While the present study was the first to compare the incidence of WSLs among aligner and traditional patients, a reduction in WSLs might have been expected. The low incidence of WSLs in patients with removable aligners can be attributed to the shorter treatment durations8 and better hygiene. As a result of the ability to remove the aligners, there are lower levels of plaque and improved OH in aligner patients than in patients treated with traditional braces.7
OH was better maintained in patients with removable aligners than in those with traditionally bonded braces. The present study showed that 94.3% of the aligner patients were able to maintain or even improve their OH during treatment, compared to 84.8% of the traditional patients. This supports the notion that teenagers treated with removable aligners have better OH compliance and better scores on various measures of OH than do patients in traditional braces.17 Aligners allowed the patients to more effectively remove plaque and comply with OH instructions.
There were differences in WSL formation within and between jaws. The present study showed that WSLs were more likely to develop on maxillary than on mandibular teeth, as previously demonstrated.10,11 In patients treated with traditional braces or aligners, the number of WSLs was significantly greater in the maxillary arch. The canines and maxillary lateral incisors appear to be the teeth most susceptible to WSLs. Gorelick et al.11 found the maxillary lateral incisor to be the most frequently affected tooth. The results of Ogaard18 and Mizrahi19 showed that the maxillary laterals and mandibular canines were most affected.
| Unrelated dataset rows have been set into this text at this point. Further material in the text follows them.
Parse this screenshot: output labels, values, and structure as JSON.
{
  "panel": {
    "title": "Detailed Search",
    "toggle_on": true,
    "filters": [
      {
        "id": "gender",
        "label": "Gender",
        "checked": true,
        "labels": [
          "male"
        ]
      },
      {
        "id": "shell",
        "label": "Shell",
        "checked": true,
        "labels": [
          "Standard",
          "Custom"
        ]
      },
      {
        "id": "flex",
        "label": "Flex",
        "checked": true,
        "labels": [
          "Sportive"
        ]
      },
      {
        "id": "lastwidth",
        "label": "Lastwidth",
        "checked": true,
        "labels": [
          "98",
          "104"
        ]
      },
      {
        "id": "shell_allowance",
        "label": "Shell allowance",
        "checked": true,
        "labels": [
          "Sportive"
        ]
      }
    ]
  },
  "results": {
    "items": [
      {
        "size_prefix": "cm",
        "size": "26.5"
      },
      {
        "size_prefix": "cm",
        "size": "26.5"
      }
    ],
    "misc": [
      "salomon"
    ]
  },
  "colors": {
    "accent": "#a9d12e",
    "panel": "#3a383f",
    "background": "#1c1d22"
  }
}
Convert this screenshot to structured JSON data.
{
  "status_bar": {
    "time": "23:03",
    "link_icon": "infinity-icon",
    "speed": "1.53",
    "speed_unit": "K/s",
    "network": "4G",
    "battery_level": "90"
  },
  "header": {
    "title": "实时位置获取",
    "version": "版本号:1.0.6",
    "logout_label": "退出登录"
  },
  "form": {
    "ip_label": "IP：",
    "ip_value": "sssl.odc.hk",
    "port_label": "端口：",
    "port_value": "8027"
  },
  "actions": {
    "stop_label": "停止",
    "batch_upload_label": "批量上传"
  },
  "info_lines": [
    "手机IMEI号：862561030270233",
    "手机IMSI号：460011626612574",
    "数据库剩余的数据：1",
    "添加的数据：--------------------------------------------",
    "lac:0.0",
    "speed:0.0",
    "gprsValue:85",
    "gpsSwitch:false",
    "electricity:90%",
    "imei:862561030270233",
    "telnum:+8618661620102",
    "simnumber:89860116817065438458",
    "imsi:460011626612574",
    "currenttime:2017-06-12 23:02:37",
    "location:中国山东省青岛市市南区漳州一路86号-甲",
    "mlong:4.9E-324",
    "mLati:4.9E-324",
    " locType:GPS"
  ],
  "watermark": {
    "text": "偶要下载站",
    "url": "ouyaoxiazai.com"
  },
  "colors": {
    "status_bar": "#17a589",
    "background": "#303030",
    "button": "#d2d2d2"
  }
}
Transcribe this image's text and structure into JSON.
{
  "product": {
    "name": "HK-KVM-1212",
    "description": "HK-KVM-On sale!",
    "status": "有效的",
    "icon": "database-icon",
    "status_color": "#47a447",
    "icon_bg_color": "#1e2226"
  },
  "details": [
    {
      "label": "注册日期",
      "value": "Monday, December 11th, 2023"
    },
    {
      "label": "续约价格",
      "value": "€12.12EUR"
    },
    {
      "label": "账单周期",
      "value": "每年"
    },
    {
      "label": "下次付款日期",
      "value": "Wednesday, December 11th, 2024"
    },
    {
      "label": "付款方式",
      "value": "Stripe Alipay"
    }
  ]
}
The present study was not without limitations. The sensitivity of diagnosing WSLs could have been increased using QLF or other more sensitive assessment methods that can identify lesions before they become visible. The fact that 85% of the aligner cases and 48% of the fixed cases were drawn from the private practice setting could have biased the results, even though the OH instructions and management of patients with poor OH were similar in both settings. While the incidence of WSLs was slightly higher in the school setting, the relative differences between treatment modalities were similar, with very low incidences of WSLs among aligner patients in both settings. Since the incidence of WSLs among the traditional patients in the present study was similar to rates previously reported,1,2,10 the pretreatment differences in OH could have been counteracted by the pretreatment differences in fluorosis. There also could have been group differences in pretreatment complexity and treatment results, which were not controlled for in the present study. Finally, the longer treatment duration of the traditional group could also explain some of the differences, but aligner treatments are often shorter,8 and very few of the traditional patients were treated beyond the 36 months shown to increase the risk of developing WSLs.1 Randomized trials that control for pretreatment complexity and treatment results are needed to eliminate the pretreatment between-group differences and to minimize differences in treatment duration.
Patients treated with aligners have less risk of developing WSLs than do patients treated with traditional braces.